Arturo Vidal ha riportato d’attualità in Chelsea-Juventus, il gol dello zoppo. Diventata famosissima grazie ad Angelo Schiavio nella Finale mondiale del 1934 vinta dall’Italia contro la Cecoslovacchia, la specialità è stata rispolverata in diretta tv e a colori allo Stamford Bridge. E in casa rossonera la prodezza non è passata inosservata. Un calciatore che prende un pestone, stringe i denti e segna, dimostra soprattutto una cosa: di avere tanta ma tanta fame. Vidal è arrivato alla Juventus un anno dopo il passaggio al Milan di Kevin Prince Boateng. Entrambi esplosivi, entrambi atipici, entrambi mine vaganti. Vidal oggi è tale e quale il giocatore approdato in bianconero tredici mesi fa. Boateng invece è cambiato: come ruolo e come personaggio. Il paragone deve servire da stimolo a Boateng. C’è un certo Vidal, umile, esplosivo e affamato, che ha messo la freccia. Bisogna rispondergli. Bene, subito, forte e chiaro.

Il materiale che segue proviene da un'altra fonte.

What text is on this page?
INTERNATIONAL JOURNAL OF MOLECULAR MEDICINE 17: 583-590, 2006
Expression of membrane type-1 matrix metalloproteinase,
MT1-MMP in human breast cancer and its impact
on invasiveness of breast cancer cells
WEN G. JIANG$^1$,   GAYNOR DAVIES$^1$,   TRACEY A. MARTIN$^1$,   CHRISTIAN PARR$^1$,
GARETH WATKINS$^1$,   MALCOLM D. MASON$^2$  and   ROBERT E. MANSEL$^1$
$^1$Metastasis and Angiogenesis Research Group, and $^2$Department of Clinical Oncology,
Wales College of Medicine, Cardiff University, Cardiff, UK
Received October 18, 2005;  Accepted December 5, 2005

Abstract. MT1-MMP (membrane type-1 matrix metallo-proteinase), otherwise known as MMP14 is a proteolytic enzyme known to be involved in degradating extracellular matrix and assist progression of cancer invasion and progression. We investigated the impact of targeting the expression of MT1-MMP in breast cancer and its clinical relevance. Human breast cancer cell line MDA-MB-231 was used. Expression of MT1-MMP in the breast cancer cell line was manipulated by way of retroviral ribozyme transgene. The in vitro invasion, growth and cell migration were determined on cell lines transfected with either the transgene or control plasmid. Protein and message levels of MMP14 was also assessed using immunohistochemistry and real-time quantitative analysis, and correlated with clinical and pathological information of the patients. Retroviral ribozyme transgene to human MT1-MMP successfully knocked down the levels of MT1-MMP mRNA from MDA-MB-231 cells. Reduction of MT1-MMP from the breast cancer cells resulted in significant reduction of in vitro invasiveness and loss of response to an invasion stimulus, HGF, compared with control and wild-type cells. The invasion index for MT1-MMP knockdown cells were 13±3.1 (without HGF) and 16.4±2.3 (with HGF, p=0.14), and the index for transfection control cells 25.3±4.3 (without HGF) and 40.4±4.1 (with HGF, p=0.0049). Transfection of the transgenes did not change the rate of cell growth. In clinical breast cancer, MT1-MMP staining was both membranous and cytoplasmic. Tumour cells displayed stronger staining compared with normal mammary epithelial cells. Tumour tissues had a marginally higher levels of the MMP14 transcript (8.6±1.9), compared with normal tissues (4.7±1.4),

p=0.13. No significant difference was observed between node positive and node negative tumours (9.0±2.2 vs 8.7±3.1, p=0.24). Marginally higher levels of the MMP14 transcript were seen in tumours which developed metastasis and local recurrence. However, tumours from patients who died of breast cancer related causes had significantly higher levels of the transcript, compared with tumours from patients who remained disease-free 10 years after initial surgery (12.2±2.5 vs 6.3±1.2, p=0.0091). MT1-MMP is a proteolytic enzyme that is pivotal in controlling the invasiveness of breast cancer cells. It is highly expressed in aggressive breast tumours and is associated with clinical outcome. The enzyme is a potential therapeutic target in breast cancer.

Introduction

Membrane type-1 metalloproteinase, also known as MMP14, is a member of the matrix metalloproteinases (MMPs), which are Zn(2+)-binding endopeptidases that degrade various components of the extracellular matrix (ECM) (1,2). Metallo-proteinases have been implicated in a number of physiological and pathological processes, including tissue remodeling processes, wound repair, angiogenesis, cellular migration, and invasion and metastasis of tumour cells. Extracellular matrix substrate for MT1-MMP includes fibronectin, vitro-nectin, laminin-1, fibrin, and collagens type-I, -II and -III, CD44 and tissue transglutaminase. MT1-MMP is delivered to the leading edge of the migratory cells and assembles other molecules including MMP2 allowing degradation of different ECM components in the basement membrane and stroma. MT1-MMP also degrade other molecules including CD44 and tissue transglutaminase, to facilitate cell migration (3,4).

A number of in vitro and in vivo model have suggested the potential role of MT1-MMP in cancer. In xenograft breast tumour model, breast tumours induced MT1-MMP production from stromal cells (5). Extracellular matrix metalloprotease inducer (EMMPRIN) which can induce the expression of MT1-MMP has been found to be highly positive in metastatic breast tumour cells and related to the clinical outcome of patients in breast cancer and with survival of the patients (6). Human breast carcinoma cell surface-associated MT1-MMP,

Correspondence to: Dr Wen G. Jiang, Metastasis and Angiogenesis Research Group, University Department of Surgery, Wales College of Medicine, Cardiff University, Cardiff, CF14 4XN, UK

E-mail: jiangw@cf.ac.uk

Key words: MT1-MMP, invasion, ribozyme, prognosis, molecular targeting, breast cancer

Complimenti al Napoli e complimenti a Edu Vargas. Il cileno è il simbolo della schizofrenia del nostro calcio. Arrivato in Italia nel Gennaio 2012, aveva steccato le prime partite, non era riuscito ad ambientarsi ed era stato bocciato, tritato, bollato come finito. Il solito campionario di un calcio che non conosce appelli e riscosse. Lo stesso calcio che dopo il settimo posto del 2010-2011 aveva degradato Barzagli, Pepe e Marchisio, scaricandoli nel carrello dei bolliti. E come gli juventini oggi sono sulla cresta dell’onda, anche Edu Vargas si gode la gran tripletta in Europa League. Investimento a questo punto azzeccato, Edu Vargas ha trovato spazio grazie al fatto che il Napoli fa in Europa League quel turn-over che non avrebbe mai fatto in Champions League, e che con la partenza di Lavezzi c’è obiettivamente un po’ di spazio in più. Questo per dire che i giocatori devono essere valutati quando vengono proposti in un contesto adatto alle loro caratteristiche. Se poi falliscono anche lì, giusto bocciarli. Ma ricordiamoci che dipendono anche loro dai momenti e dall’umoralità del calcio. In casa Milan sono arrivati ad esempio giocatori come De Jong, Zapata e Niang che oggi vengono confusi nella tonalità grigia di alcune prestazioni del Milan, ma che, soprattutto Niang per ruolo e per età, faranno ricredere al momento giusto tante bocche.